You're configuring something that costs money (electricity, hardware, real estate) to provide. Either it's "pay as you go" or you have a flat rate and a cap.
If you have a cap and then your thing hits the front page and suddenly has 10000% more legitimate traffic than usual, and you want the legitimate traffic, they're going to get an error page instead of what you want. If there is no cap, you're going to get a large bill. People hate both of those things and will complain regardless of which one actually happens.
The main thing Google is screwing up here is not giving you the choice between them.

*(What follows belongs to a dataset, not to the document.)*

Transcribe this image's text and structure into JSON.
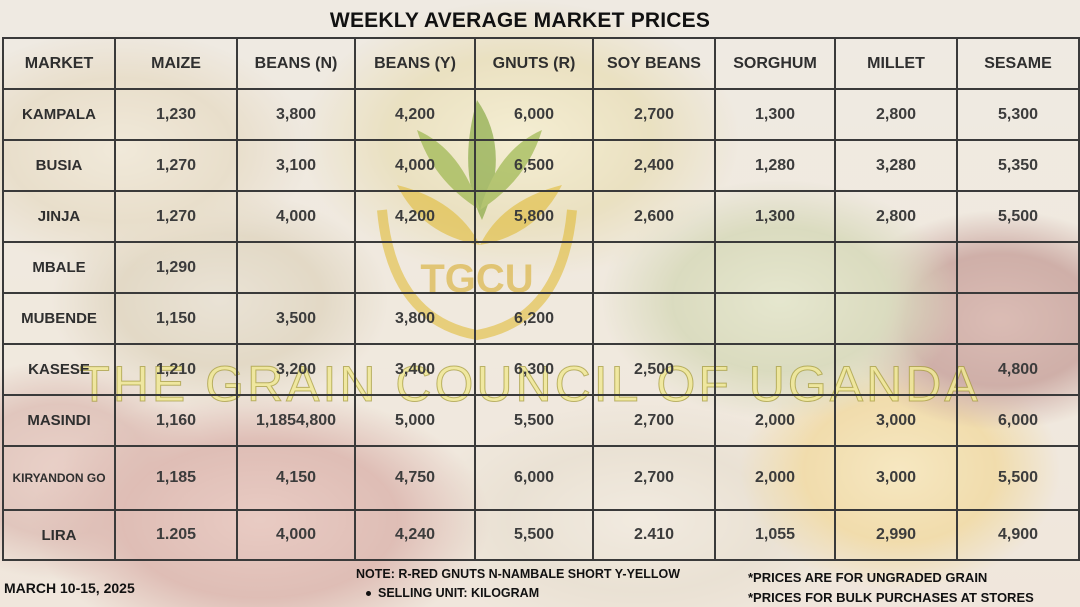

it's not an either or, they can easily let me configure any kind of behavior that I want. No cap, a hard cap, a soft cap, a cap that I program with a python script, a cap where I throttle, a cap where I opt in to deleting certain machines to save money. It can all be done. People are complaining because obvious features are not provided. People would not be complaining if they had all the options that we needed to control how to scale resources in response to load, not just technical load but also financial load.
The main thing Google is screwing up is that if my API key somehow leaks and I end up with extremely out of line billing at Microsoft, I will be on the phone with a customer representative as soon as we or they notice something weird happening and a solution will be found.
Google will probably have me go through five bots and if, by some kind of miracle, I manage to have a human on the phone, they will probably explain to me that I should have read the third paragraph of the fourth page of the self service doc and it's obviously my fault.
Imagine the outrage here, when a company credit card expires and the cloud provider terminates all their instances, deletes all your storage and blob backups?